It’s OK To Say - how campaign is going from strength to strength

PUBLISHED: 16:04 09 November 2018 | UPDATED: 16:04 09 November 2018

Separation anxiety expert Stacey Turner.

Separation anxiety expert Stacey Turner.


A month ago the It’s OK To Say campaign was launched on Radio Verulam’s Drivetime show with Danny Smith and in the pages of the Herts Advertiser, coinciding with World Mental Health Day.

Within a matter of days people were already calling the paper and reaching out to me via email to offer support and this has continued in the weeks since.

The wonderful thing about this, it proves my theory that people do want to talk and will talk, people do want to know that they are not alone, what help is available and be able to access it, therefore if we provide a comfortable space to allow this, the impact is profound.

This campaign rejects the stigma, you know this thick fog I’ve mentioned previously, it’s like a bully and since bullies only respond to strength, It’s OK To Say intends to pack a powerful punch.

A space that is not only user-friendly, yet engaging, providing people and organisations with another voice working in mental health, such as the St Albans-based Counselling Foundation. Much work goes on behind the scenes where various organisations work together hand in hand, but this is often unknown to the public and therefore this work frequently goes unrecognised. This information needs highlighting in a managed space where this wonderful work is known and where information can be expanded on to benefit the public.

The impact has been so much more than I could have anticipated in such a short time. I am loving watching the circle of people, organisations and support grow. This has included backing and support from key people locally and nationally, which you will discover as the campaign progresses. It is really exciting and what’s ahead is blooming beautifully.

I am so grateful for the positive response of contributors keen to highlight the campaign’s messages and to the organisations involved already. This extends to the public and it all proves yet again if we put the information out there and keep the messages going, people will know It’s OK To Say and that this is the reason statistics of people accessing help are going up.

I am yet to meet someone who isn’t going through something, if we encourage people to put things in place to support mental health on an everyday basis and highlight what’s available in a crisis situation then we normalise health holistically.

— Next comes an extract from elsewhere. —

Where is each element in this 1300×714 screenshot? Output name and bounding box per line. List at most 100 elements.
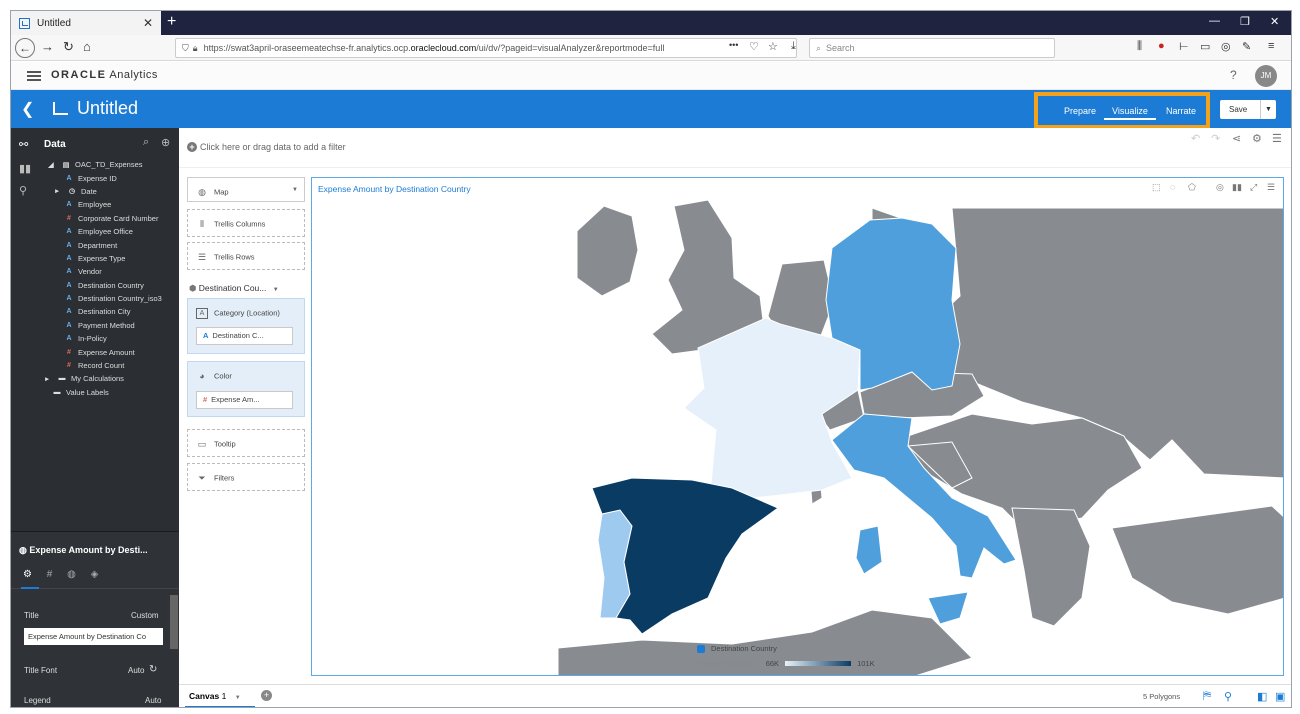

For some, it can take some practice, a bit like exercise. Exercise strengthens muscle fibres and promotes new muscle fibre growth. If we look after and exercise our mind, supporting the journey, our mind grows stronger and promotes new growth, self-belief and the ability to respond in a more controlled way.

Throughout this campaign, I want to not only make the services available known, I want to educate on various therapies, such as non-verbal.

Little ones (and adults) are aware they feel something or mixed emotions and if it’s a child, often they’re unable to articulate it. With adults, sometimes you just don’t want to talk, but you know you need something.

There are many powerful ways of obtaining help, it doesn’t have to be in a clinical setting. I personally prefer a much more relaxed environment allowing for a more creative perspective, recognising what is needed even bringing in other people contributing speciality offering a bespoke approach.

The campaign is like a big giant positive hug providing you with the reassurance you need. You won’t always feel like this, you don’t have to live like this. There is so much hope and that’s what this campaign is about. Shining the light so you can point it where you need it to feel less afraid, upset or doubtful.